Cardiovascular Risk Reduction with Icosapent Ethyl for Hypertriglyceridemia (REDUCE-IT)
Deepak L Bhatt, P Gabriel Steg, Michael Miller · Randomized controlled trial
BlueRipple Assessment
After decades of disappointing fish-oil trials, REDUCE-IT was the study that finally showed an omega-3 product preventing cardiovascular events — and it matters as much for its caveats as its success.

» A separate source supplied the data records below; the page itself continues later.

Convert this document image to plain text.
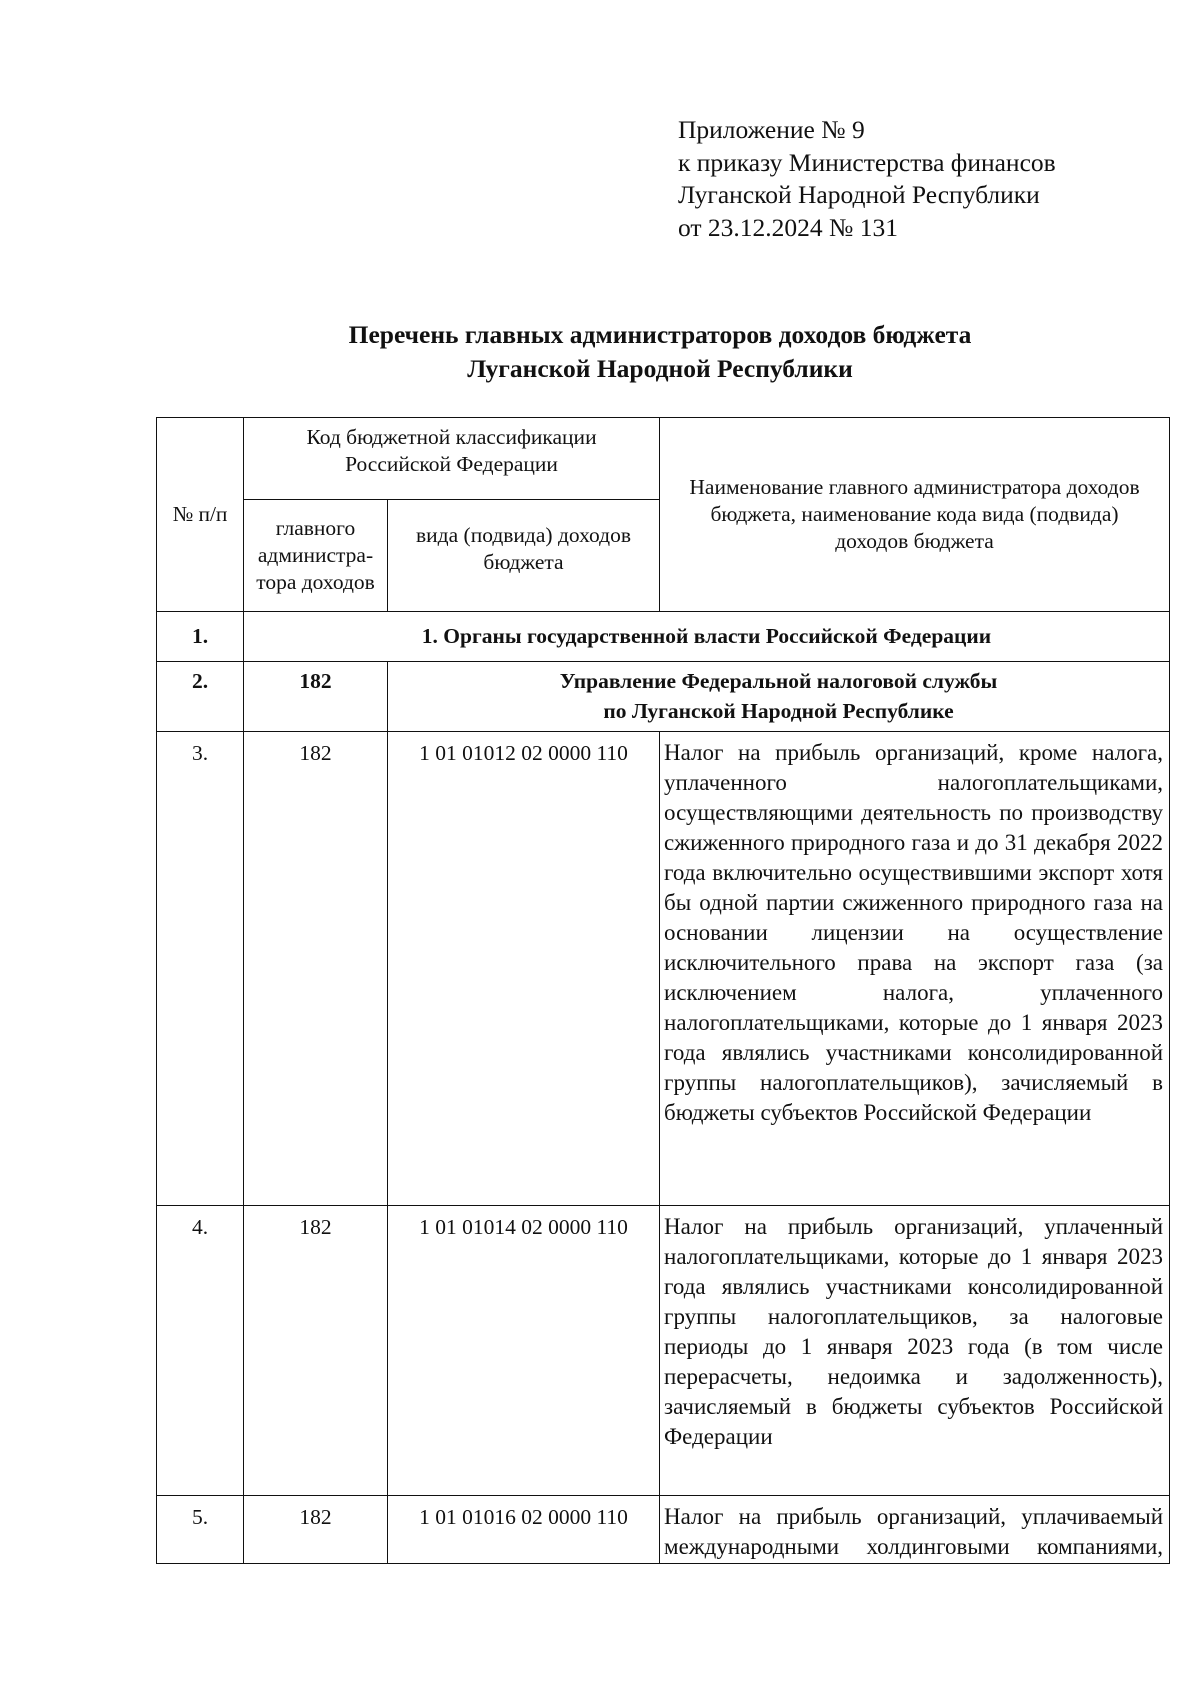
Приложение № 9
к приказу Министерства финансов
Луганской Народной Республики
от 23.12.2024 № 131
Перечень главных администраторов доходов бюджета
Луганской Народной Республики
№ п/п	Код бюджетной классификации Российской Федерации		Наименование главного администратора доходов бюджета, наименование кода вида (подвида) доходов бюджета
	главного администра-тора доходов	вида (подвида) доходов бюджета	
1.	1. Органы государственной власти Российской Федерации		
2.	182	Управление Федеральной налоговой службы
по Луганской Народной Республике	

3.	182	1 01 01012 02 0000 110	Налог на прибыль организаций, кроме налога, уплаченного налогоплательщиками, осуществляющими деятельность по производству сжиженного природного газа и до 31 декабря 2022 года включительно осуществившими экспорт хотя бы одной партии сжиженного природного газа на основании лицензии на осуществление исключительного права на экспорт газа (за исключением налога, уплаченного налогоплательщиками, которые до 1 января 2023 года являлись участниками консолидированной группы налогоплательщиков), зачисляемый в бюджеты субъектов Российской Федерации
4.	182	1 01 01014 02 0000 110	Налог на прибыль организаций, уплаченный налогоплательщиками, которые до 1 января 2023 года являлись участниками консолидированной группы налогоплательщиков, за налоговые периоды до 1 января 2023 года (в том числе перерасчеты, недоимка и задолженность), зачисляемый в бюджеты субъектов Российской Федерации
5.	182	1 01 01016 02 0000 110	Налог на прибыль организаций, уплачиваемый международными холдинговыми компаниями,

The trial gave 4 grams daily of icosapent ethyl, a purified form of the omega-3 EPA, to statin-treated patients with elevated triglycerides and high cardiovascular risk. The result was a 25 percent relative reduction in major cardiovascular events, including cardiovascular death, with a number-needed-to-treat of 21 over about five years — a clinically substantial benefit on top of well-managed statin therapy.

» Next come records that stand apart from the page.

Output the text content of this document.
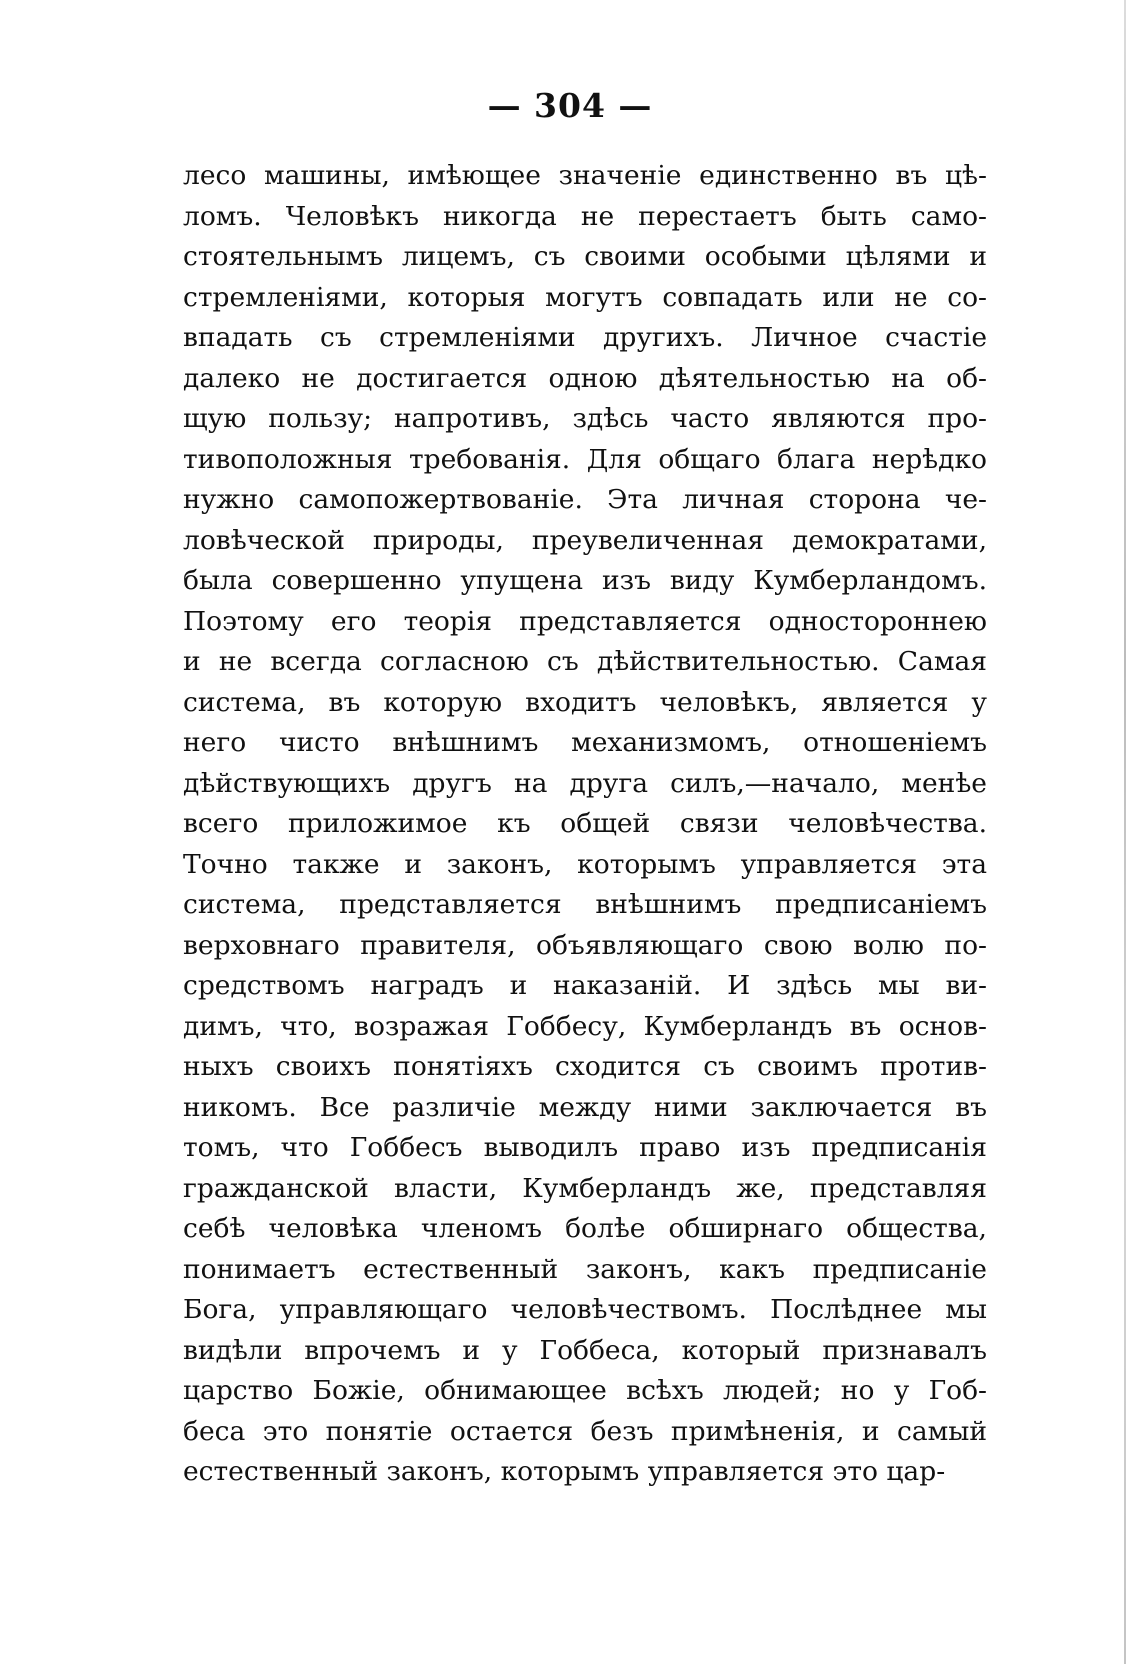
— 304 —
лесо машины, имѣющее значеніе единственно въ цѣ-
ломъ. Человѣкъ никогда не перестаетъ быть само-
стоятельнымъ лицемъ, съ своими особыми цѣлями и
стремленіями, которыя могутъ совпадать или не со-
впадать съ стремленіями другихъ. Личное счастіе
далеко не достигается одною дѣятельностью на об-
щую пользу; напротивъ, здѣсь часто являются про-
тивоположныя требованія. Для общаго блага нерѣдко
нужно самопожертвованіе. Эта личная сторона че-
ловѣческой природы, преувеличенная демократами,
была совершенно упущена изъ виду Кумберландомъ.
Поэтому его теорія представляется одностороннею
и не всегда согласною съ дѣйствительностью. Самая
система, въ которую входитъ человѣкъ, является у
него чисто внѣшнимъ механизмомъ, отношеніемъ
дѣйствующихъ другъ на друга силъ,—начало, менѣе
всего приложимое къ общей связи человѣчества.
Точно также и законъ, которымъ управляется эта
система, представляется внѣшнимъ предписаніемъ
верховнаго правителя, объявляющаго свою волю по-
средствомъ наградъ и наказаній. И здѣсь мы ви-
димъ, что, возражая Гоббесу, Кумберландъ въ основ-
ныхъ своихъ понятіяхъ сходится съ своимъ против-
никомъ. Все различіе между ними заключается въ
томъ, что Гоббесъ выводилъ право изъ предписанія
гражданской власти, Кумберландъ же, представляя
себѣ человѣка членомъ болѣе обширнаго общества,
понимаетъ естественный законъ, какъ предписаніе
Бога, управляющаго человѣчествомъ. Послѣднее мы
видѣли впрочемъ и у Гоббеса, который признавалъ
царство Божіе, обнимающее всѣхъ людей; но у Гоб-
беса это понятіе остается безъ примѣненія, и самый
естественный законъ, которымъ управляется это цар-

The crucial qualifier is specificity. This was a particular high-dose, purified-EPA formulation, and its success should not be read as endorsement of over-the-counter fish-oil capsules or mixed EPA/DHA products, which have repeatedly failed in trials. There was also debate about whether the mineral-oil placebo may have slightly exaggerated the effect. Still, REDUCE-IT established a genuine role for one specific therapy in residual triglyceride-related risk.

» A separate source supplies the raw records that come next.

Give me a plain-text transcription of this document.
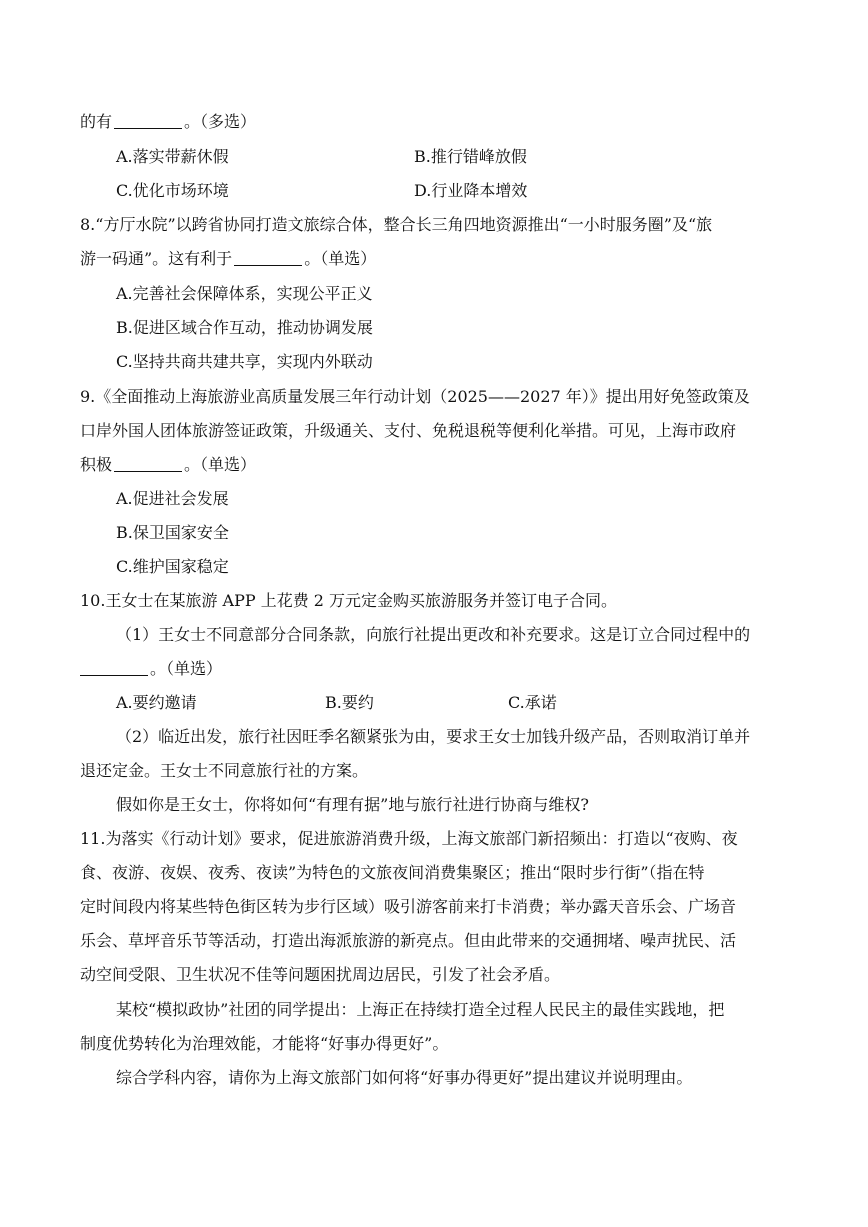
的有	。（多选）
A.落实带薪休假	B.推行错峰放假
C.优化市场环境	D.行业降本增效
8.“方厅水院”以跨省协同打造文旅综合体，整合长三角四地资源推出“一小时服务圈”及“旅
游一码通”。这有利于	。（单选）
A.完善社会保障体系，实现公平正义
B.促进区域合作互动，推动协调发展
C.坚持共商共建共享，实现内外联动
9.《全面推动上海旅游业高质量发展三年行动计划（2025——2027 年）》提出用好免签政策及
口岸外国人团体旅游签证政策，升级通关、支付、免税退税等便利化举措。可见，上海市政府
积极	。（单选）
A.促进社会发展
B.保卫国家安全
C.维护国家稳定
10.王女士在某旅游 APP 上花费 2 万元定金购买旅游服务并签订电子合同。
（1）王女士不同意部分合同条款，向旅行社提出更改和补充要求。这是订立合同过程中的
。（单选）
A.要约邀请	B.要约	C.承诺
（2）临近出发，旅行社因旺季名额紧张为由，要求王女士加钱升级产品，否则取消订单并
退还定金。王女士不同意旅行社的方案。
假如你是王女士，你将如何“有理有据”地与旅行社进行协商与维权?
11.为落实《行动计划》要求，促进旅游消费升级，上海文旅部门新招频出：打造以“夜购、夜
食、夜游、夜娱、夜秀、夜读”为特色的文旅夜间消费集聚区；推出“限时步行街”（指在特
定时间段内将某些特色街区转为步行区域）吸引游客前来打卡消费；举办露天音乐会、广场音
乐会、草坪音乐节等活动，打造出海派旅游的新亮点。但由此带来的交通拥堵、噪声扰民、活
动空间受限、卫生状况不佳等问题困扰周边居民，引发了社会矛盾。
某校“模拟政协”社团的同学提出：上海正在持续打造全过程人民民主的最佳实践地，把
制度优势转化为治理效能，才能将“好事办得更好”。
综合学科内容，请你为上海文旅部门如何将“好事办得更好”提出建议并说明理由。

We rate the evidence very strong. It is a large, rigorous, placebo-controlled outcomes trial that changed guidelines — with the firm proviso that its benefit belongs to this drug and dose, not to omega-3s in general.
The original source
Bhatt DL, Steg PG, Miller M, Brinton EA, Jacobson TA, Ketchum SB, et al.; for the REDUCE-IT Investigators. Cardiovascular risk reduction with icosapent ethyl for hypertriglyceridemia. N Engl J Med. 2019;380(1):11-22. doi: 10.1056/NEJMoa1812792.